According to John Mc Loughlin, MD of J2 Software, organisations whose security strategies focus on products and tools such as access control and identity management will have problems, as today’s advanced threats cannot be prevented using yesterday’s controls, or without an understanding of the threats themselves.

“POS systems in hospitality and retail usually run on Windows operating systems, as do ATM’s – the same operating system that most PCs and laptops run on. That makes it much easier for cyber criminals to gain entry into these machines than organisations realise. Companies need to actually know what is going on at the end points in order to mitigate attacks,” he says.

“Today’s attacks are stealthy, sophisticated and highly targeted. Targeted attacks need a targeted defence. An effective security strategy is not about preventative tools. It requires a far greater focus on understanding the threats that organisations are facing, and following that, on detection of, and response to, such threats. Traditional security products’ signature-based, mud-against-the-wall approach cannot cope with highly customised targeted attacks and the threat actors behind them, who are after specific information. These cyber criminal groups employ malware, social engineering and other techniques that have been specifically designed to slip through the defence nets provided by standard security tools,” Mc Loughlin explains.

Because threat actors usually follow similar patterns, there are several ways businesses can root them out before they wreak too much havoc. Mc Loughlin says that attacks happen via several vectors, first among them through sophisticated spear phishing techniques, where a threat actor targets a particular group of individuals; be it employees of a specific organisation or members of a particular association, and sends them an email purportedly from a legitimate source. The email requests an action from the individual, and will either include malicious links to Web sites controlled by the criminals, or a malicious attachment that infects the target’s machine. Another is via a zero-day exploit, a vulnerability as yet undisclosed and uncorrected by the particular vendor, which can be exploited to infect a program, PC or network.

Once they have successfully spear phished an individual and breached the network, or obtained entry via a zero-day exploit or network vulnerability, cyber criminals carry out a series of activities to entrench themselves and compromise the organisation’s systems. “They can end up lurking around a network undetected for months, fortifying their position, exfiltrating or modifying data, as was the case in some of the hotel breaches.”

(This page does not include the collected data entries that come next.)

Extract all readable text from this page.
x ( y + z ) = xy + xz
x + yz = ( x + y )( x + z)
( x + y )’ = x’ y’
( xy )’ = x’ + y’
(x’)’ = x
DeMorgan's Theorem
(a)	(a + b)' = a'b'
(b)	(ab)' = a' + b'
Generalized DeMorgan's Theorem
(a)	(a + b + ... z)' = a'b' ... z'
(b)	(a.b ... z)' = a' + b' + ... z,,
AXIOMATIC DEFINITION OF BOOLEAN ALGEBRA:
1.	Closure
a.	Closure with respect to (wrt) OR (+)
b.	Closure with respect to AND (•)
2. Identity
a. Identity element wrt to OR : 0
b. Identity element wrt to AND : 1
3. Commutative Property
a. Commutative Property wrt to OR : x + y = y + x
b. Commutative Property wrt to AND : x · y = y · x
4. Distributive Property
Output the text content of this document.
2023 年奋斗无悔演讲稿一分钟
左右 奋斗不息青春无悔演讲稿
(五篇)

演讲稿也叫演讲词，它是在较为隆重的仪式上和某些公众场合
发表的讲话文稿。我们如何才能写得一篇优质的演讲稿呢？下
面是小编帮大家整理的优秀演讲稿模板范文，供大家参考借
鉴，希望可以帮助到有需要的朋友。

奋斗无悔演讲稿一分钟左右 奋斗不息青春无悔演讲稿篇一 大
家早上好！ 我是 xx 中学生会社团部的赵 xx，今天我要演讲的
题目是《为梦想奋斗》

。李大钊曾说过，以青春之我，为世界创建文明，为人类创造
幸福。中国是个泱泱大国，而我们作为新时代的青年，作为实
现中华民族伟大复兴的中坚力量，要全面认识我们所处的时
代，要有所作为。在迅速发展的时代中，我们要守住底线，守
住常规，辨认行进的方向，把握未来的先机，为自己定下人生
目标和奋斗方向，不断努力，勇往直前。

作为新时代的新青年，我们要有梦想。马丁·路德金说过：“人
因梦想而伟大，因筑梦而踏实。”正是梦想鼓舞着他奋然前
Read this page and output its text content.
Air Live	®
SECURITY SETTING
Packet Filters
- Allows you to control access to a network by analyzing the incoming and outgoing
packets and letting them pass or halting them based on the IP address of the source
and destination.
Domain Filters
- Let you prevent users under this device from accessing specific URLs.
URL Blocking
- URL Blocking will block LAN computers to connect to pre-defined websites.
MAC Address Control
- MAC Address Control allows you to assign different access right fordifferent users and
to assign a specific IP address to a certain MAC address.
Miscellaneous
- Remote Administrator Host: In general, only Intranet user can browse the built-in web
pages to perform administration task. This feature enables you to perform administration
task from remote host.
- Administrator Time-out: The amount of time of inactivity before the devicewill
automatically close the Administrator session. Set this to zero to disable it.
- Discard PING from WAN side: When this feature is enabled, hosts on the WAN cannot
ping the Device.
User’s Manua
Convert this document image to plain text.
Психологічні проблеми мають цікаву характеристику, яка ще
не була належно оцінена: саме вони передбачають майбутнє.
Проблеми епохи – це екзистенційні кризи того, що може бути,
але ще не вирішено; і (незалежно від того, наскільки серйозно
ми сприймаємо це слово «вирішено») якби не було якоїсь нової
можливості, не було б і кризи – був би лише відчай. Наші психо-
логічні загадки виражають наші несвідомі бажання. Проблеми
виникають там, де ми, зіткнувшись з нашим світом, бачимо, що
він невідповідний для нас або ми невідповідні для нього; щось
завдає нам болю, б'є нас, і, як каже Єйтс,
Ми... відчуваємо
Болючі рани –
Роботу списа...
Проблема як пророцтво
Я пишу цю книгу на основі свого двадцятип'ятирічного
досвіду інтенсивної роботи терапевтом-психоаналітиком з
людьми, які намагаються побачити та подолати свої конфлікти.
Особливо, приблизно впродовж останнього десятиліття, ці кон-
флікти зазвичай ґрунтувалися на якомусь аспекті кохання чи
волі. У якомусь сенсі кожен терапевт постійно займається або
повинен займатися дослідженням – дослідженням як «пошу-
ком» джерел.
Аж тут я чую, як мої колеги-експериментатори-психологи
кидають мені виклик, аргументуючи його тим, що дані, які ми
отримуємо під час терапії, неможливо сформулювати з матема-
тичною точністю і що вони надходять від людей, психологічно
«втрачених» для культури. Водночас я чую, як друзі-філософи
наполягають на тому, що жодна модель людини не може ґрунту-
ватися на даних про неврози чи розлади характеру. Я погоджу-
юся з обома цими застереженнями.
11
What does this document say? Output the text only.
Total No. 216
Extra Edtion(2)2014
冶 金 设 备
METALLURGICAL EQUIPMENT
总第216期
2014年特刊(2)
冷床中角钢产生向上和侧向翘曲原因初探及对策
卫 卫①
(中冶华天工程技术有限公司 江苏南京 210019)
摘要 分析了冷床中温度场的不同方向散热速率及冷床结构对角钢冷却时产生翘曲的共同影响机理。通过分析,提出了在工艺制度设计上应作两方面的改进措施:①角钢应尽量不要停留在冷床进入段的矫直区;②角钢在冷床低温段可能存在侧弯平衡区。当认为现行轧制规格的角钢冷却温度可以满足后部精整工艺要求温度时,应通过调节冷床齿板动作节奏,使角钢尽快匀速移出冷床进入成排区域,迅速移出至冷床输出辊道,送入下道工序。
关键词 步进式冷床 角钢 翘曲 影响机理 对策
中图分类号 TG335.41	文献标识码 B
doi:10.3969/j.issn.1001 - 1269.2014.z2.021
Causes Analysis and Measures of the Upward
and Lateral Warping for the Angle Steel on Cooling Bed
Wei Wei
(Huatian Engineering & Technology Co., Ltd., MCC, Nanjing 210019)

He says that this is why it is vital that companies have ongoing and automated end user visibility to pick up changes in behaviour. “Using a tool like SystemSkan’s behavioural monitoring, the company can be alerted to changes in human or machine behaviour immediately. We have the ability to tell those responsible for security that the malware has been added, what files have moved and they then can immediately remediate the risk. As you can see from these and other breaches – these attacks happen over extended periods of time. I feel it is more important to stop them now than to try and hunt them down long after the fact,” Mc Loughlin concludes.